Выбрать главу

– Nous avons eu le bonheur de conserver notre père, oui, monseigneur, répliqua Philippe.

– Mais n’importe, interrompit vivement la reine; j’aime mieux Andrée sous la protection de son frère, et son frère sous la vôtre, monsieur le comte. Vous vous chargez donc de M. de Taverney, c’est dit, n’est-ce pas?

Le comte d’Artois fit un signe d’assentiment.

– Savez-vous, continua la reine, que des liens très étroits nous lient?

– Des liens très étroits, vous, ma sœur? Oh! contez-moi cela, je vous prie.
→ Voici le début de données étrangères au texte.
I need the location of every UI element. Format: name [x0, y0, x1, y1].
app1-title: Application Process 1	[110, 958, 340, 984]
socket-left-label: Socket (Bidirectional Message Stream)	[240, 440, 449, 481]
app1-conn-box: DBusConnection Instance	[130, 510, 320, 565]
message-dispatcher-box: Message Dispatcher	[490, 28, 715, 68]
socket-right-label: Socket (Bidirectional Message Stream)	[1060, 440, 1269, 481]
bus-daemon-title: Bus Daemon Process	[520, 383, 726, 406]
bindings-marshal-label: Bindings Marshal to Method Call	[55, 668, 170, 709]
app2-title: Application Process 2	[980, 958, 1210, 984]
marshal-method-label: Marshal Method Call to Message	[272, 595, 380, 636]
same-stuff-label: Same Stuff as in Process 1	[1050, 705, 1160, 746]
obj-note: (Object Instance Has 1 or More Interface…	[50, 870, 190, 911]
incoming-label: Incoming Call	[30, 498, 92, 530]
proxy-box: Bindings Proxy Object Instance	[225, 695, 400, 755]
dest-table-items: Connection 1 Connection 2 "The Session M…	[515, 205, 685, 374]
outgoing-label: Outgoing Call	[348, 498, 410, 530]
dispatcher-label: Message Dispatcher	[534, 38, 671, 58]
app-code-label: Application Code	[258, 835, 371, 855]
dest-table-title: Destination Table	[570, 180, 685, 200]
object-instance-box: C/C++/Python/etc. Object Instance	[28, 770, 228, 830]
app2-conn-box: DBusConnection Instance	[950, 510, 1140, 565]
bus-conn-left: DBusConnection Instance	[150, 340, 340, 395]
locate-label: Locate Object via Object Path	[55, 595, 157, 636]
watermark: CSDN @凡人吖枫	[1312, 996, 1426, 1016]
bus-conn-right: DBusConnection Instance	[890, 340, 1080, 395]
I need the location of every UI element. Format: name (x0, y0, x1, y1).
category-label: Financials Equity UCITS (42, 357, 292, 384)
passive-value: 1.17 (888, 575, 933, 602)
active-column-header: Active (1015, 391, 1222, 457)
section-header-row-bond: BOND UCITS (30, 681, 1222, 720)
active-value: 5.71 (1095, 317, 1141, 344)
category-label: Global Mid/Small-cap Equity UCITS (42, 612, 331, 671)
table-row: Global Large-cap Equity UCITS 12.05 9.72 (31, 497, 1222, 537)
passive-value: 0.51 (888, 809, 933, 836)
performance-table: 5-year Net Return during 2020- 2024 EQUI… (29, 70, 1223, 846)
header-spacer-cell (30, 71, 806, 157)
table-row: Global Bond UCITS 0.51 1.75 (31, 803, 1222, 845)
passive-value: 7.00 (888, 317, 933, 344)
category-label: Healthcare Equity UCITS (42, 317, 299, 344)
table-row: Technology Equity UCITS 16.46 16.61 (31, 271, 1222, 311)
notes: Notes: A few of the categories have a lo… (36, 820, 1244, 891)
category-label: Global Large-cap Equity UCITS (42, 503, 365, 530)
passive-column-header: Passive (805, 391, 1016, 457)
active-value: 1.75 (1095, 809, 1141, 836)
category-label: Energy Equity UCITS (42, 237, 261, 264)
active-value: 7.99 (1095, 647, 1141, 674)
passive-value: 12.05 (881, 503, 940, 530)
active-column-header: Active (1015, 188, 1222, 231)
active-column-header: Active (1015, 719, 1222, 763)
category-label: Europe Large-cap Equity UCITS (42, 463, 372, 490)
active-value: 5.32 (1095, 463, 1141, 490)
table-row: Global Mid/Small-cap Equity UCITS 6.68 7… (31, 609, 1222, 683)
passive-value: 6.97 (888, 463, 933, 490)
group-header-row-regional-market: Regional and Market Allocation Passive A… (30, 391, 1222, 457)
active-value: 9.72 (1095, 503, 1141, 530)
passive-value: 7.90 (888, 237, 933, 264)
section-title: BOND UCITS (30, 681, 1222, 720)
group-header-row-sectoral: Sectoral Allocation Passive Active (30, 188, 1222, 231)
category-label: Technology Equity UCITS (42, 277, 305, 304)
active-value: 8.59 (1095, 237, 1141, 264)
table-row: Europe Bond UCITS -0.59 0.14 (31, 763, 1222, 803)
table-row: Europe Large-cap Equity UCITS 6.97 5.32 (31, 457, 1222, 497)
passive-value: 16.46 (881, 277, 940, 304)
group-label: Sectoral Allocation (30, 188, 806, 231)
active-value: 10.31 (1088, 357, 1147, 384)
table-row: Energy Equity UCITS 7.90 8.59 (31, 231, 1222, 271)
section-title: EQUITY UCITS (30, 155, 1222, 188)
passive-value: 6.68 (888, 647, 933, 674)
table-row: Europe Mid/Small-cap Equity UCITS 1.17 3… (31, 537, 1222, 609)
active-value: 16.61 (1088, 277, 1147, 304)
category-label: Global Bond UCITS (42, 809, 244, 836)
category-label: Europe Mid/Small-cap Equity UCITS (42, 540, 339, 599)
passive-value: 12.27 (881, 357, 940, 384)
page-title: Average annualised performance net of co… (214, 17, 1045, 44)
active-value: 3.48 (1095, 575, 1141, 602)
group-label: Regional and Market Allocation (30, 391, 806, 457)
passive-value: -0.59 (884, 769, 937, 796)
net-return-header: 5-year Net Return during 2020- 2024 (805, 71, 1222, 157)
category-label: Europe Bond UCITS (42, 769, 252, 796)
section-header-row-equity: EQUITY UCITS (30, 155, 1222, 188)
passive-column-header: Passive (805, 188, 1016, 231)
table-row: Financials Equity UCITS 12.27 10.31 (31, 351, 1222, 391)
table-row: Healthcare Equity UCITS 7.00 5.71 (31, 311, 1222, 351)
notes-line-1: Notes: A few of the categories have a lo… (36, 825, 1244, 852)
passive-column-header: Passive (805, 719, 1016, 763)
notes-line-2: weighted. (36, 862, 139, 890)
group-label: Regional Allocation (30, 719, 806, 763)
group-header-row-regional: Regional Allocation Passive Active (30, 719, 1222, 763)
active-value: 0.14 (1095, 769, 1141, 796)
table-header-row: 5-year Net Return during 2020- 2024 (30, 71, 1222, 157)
– Oui, M. Philippe de Taverney fut le premier Français qui s’offrit à mes yeux quand j’arrivai en France et je m’étais promis bien sincèrement de faire le bonheur du premier Français que je rencontrerais.

Philippe sentit la rougeur monter à son front. Il mordit ses lèvres pour rester impassible.

Andrée le regarda et baissa la tête.

Marie-Antoinette surprit un de ces regards que le frère et la sœur avaient échangés; mais comment eût-elle deviné tout ce qu’un pareil regard cachait de secrets douloureusement entassés!

Marie-Antoinette ne savait rien des événements que nous avons racontés dans la première partie de cette histoire.

L’apparente tristesse que saisit la reine, elle l’attribua à une autre cause. Pourquoi, lorsque tant de gens s’étaient épris d’amour pour la dauphine, en 1774, pourquoi M. de Taverney n’aurait-il pas un peu souffert de cet amour épidémique des Français pour la fille de Marie-Thérèse?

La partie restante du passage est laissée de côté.